Когда королевская чета ненадолго разошлась по своим покоям перед брачным пиршеством, их сопровождали спутники и фрейлины. В гостиной королевы Екатерина повернулась к подругам, и они, подчиняясь требованиям этикета, сделали книксены.
– Нет, нет, – воскликнула Екатерина, и на щеках ее появились слезы, – забудьте об этом в нашем кругу. Здесь мы должны оставаться теми же подругами, что были. Маргарет, Анна, Кэт, Нан, поцелуйте меня и пожелайте мне счастья.

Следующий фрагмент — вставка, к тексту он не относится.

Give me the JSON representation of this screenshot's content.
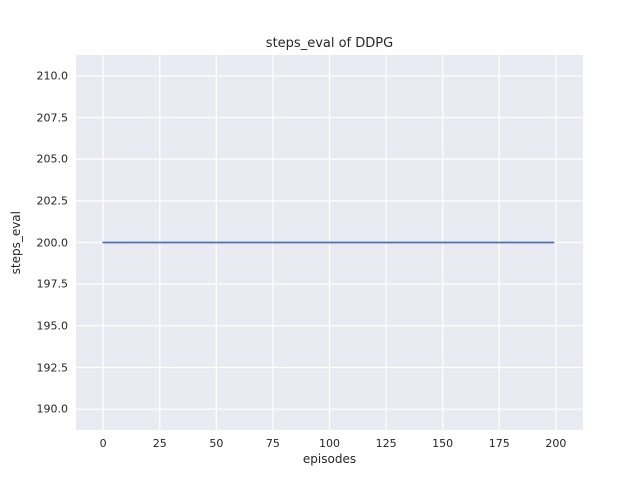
{
  "chart_data": {
    "type": "line",
    "title": "steps_eval of DDPG",
    "xlabel": "episodes",
    "ylabel": "steps_eval",
    "xlim": [
      -12,
      212
    ],
    "ylim": [
      188.75,
      211.25
    ],
    "grid": true,
    "legend": false,
    "xticks": {
      "values": [
        0,
        25,
        50,
        75,
        100,
        125,
        150,
        175,
        200
      ],
      "labels": [
        "0",
        "25",
        "50",
        "75",
        "100",
        "125",
        "150",
        "175",
        "200"
      ]
    },
    "yticks": {
      "values": [
        190.0,
        192.5,
        195.0,
        197.5,
        200.0,
        202.5,
        205.0,
        207.5,
        210.0
      ],
      "labels": [
        "190.0",
        "192.5",
        "195.0",
        "197.5",
        "200.0",
        "202.5",
        "205.0",
        "207.5",
        "210.0"
      ]
    },
    "series": [
      {
        "name": "steps_eval",
        "x": [
          0,
          199
        ],
        "y": [
          200,
          200
        ],
        "color": "#4c72b0"
      }
    ],
    "colors": {
      "figure_bg": "#ffffff",
      "axes_bg": "#eaeaf2",
      "grid": "#ffffff",
      "text": "#262626"
    }
  }
}
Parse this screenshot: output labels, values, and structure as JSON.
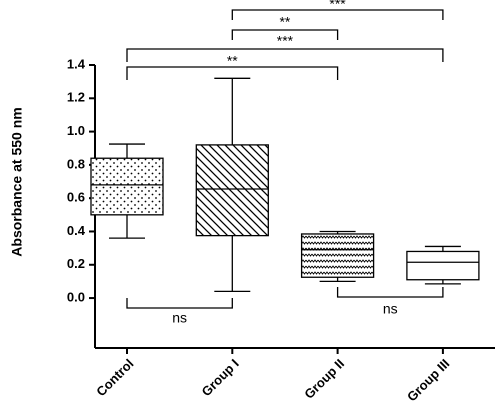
{
  "chart_data": {
    "type": "box",
    "y_label": "Absorbance at 550 nm",
    "categories": [
      "Control",
      "Group I",
      "Group II",
      "Group III"
    ],
    "boxes": [
      {
        "min": 0.36,
        "q1": 0.5,
        "median": 0.68,
        "q3": 0.84,
        "max": 0.925
      },
      {
        "min": 0.04,
        "q1": 0.375,
        "median": 0.655,
        "q3": 0.92,
        "max": 1.32
      },
      {
        "min": 0.1,
        "q1": 0.125,
        "median": 0.29,
        "q3": 0.385,
        "max": 0.4
      },
      {
        "min": 0.085,
        "q1": 0.11,
        "median": 0.215,
        "q3": 0.28,
        "max": 0.31
      }
    ],
    "ylim": [
      -0.3,
      1.4
    ],
    "yticks": [
      {
        "value": 0,
        "label": "0.0"
      },
      0.2,
      0.4,
      0.6,
      0.8,
      {
        "value": 1,
        "label": "1.0"
      },
      1.2,
      1.4
    ],
    "annotations": [
      "**",
      "***",
      "**",
      "***",
      "ns",
      "ns"
    ]
  }
}
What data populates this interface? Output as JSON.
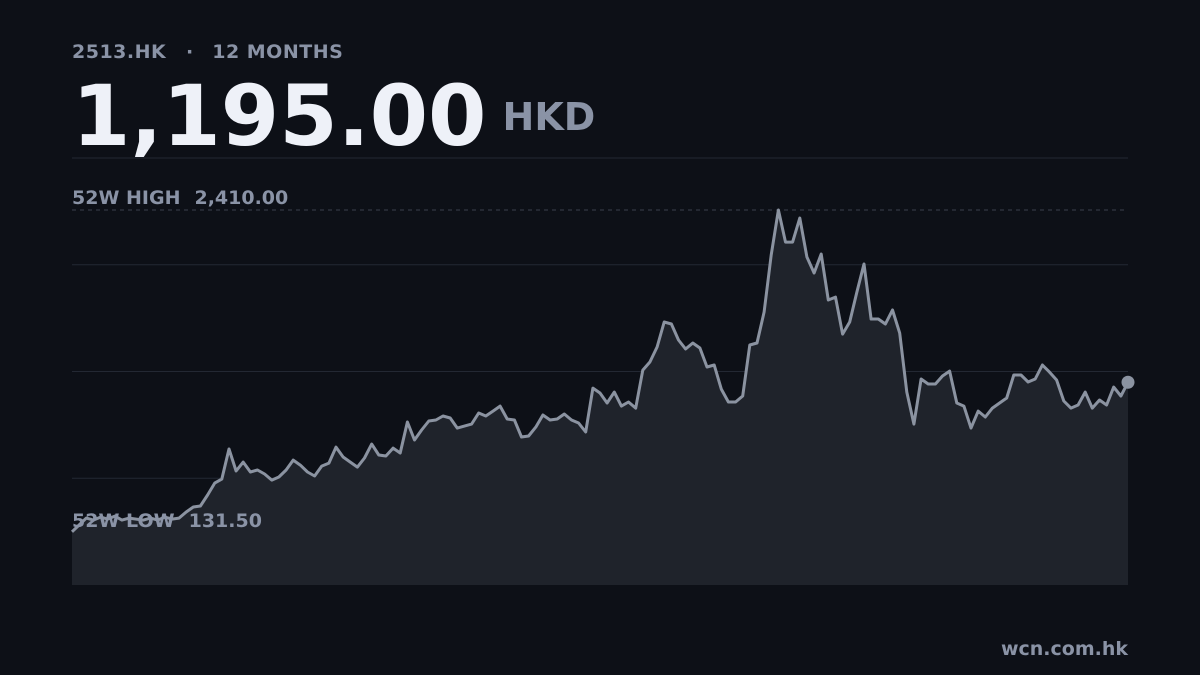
{
  "chart_data": {
    "type": "line",
    "ticker": "2513.HK",
    "separator": "·",
    "period": "12 MONTHS",
    "price": {
      "value": 1195,
      "label": "1,195.00"
    },
    "currency": "HKD",
    "annotations": [
      {
        "label": "52W HIGH",
        "value": 2410,
        "value_label": "2,410.00"
      },
      {
        "label": "52W LOW",
        "value": 131.5,
        "value_label": "131.50"
      }
    ],
    "source": "wcn.com.hk",
    "color": "#8b93a1",
    "fill": "#1f232b",
    "ylim": [
      -235,
      2777
    ],
    "values": [
      140,
      188,
      237,
      223,
      244,
      230,
      251,
      223,
      237,
      230,
      223,
      237,
      223,
      244,
      230,
      237,
      280,
      315,
      322,
      400,
      484,
      512,
      724,
      569,
      632,
      562,
      576,
      548,
      505,
      527,
      576,
      646,
      611,
      562,
      534,
      604,
      625,
      738,
      668,
      632,
      597,
      661,
      759,
      682,
      675,
      731,
      696,
      915,
      788,
      858,
      922,
      929,
      957,
      943,
      872,
      886,
      900,
      978,
      957,
      992,
      1027,
      936,
      929,
      809,
      816,
      879,
      964,
      929,
      936,
      971,
      929,
      908,
      844,
      1154,
      1119,
      1049,
      1126,
      1027,
      1056,
      1013,
      1281,
      1338,
      1444,
      1620,
      1606,
      1493,
      1430,
      1472,
      1437,
      1303,
      1317,
      1147,
      1056,
      1056,
      1098,
      1458,
      1472,
      1690,
      2093,
      2410,
      2184,
      2184,
      2354,
      2079,
      1966,
      2100,
      1775,
      1796,
      1535,
      1620,
      1832,
      2029,
      1641,
      1641,
      1606,
      1705,
      1542,
      1126,
      900,
      1218,
      1183,
      1183,
      1239,
      1274,
      1049,
      1027,
      872,
      992,
      950,
      1013,
      1049,
      1084,
      1246,
      1246,
      1197,
      1218,
      1317,
      1267,
      1211,
      1063,
      1013,
      1035,
      1126,
      1013,
      1070,
      1035,
      1161,
      1098,
      1195
    ]
  }
}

– Хорошо, ваше величество, – ответила Саффолк, подходя, чтобы обнять Екатерину. Та несколько мгновений в недоумении смотрела на нее, а потом поняла – королева должна быть королевой, и не ей менять заведенный порядок. Они больше не могли называть ее Кэт – это было дозволено только королю. Нанетта заметила, как Екатерина внутренне напряглась. Когда она подошла к подруге, чтобы обнять ее в свою очередь, она задержалась чуть дольше, чем это предписывалось этикетом, прижавшись к ней щекой. Это было прощание – дистанция между королевой и свитой определяется королем. Нанетта никогда не будет так близка с королевой Екатериной, как с королевой Анной.
Весна 1544 года была ранней. Уже в апреле установилась хорошая погода, сухая и ясная. По утрам было свежо, выпадала роса, а небо было голубым и безоблачным. Постепенно оно становилось васильковым, а жаворонки поднимались все выше и выше, пока не превращались в черные точки на голубом фоне. Склоны холмов мгновенно покрылись весенней зеленью, и вереск дал розовато-пурпурные цветы. А на взгорьях, там, где цвел ракитник и распускались папоротники, подобно белым птицам в зеленом море, бродили овцы, отращивая на отощавших за зиму телах густую шерсть – главное богатство Морлэнда.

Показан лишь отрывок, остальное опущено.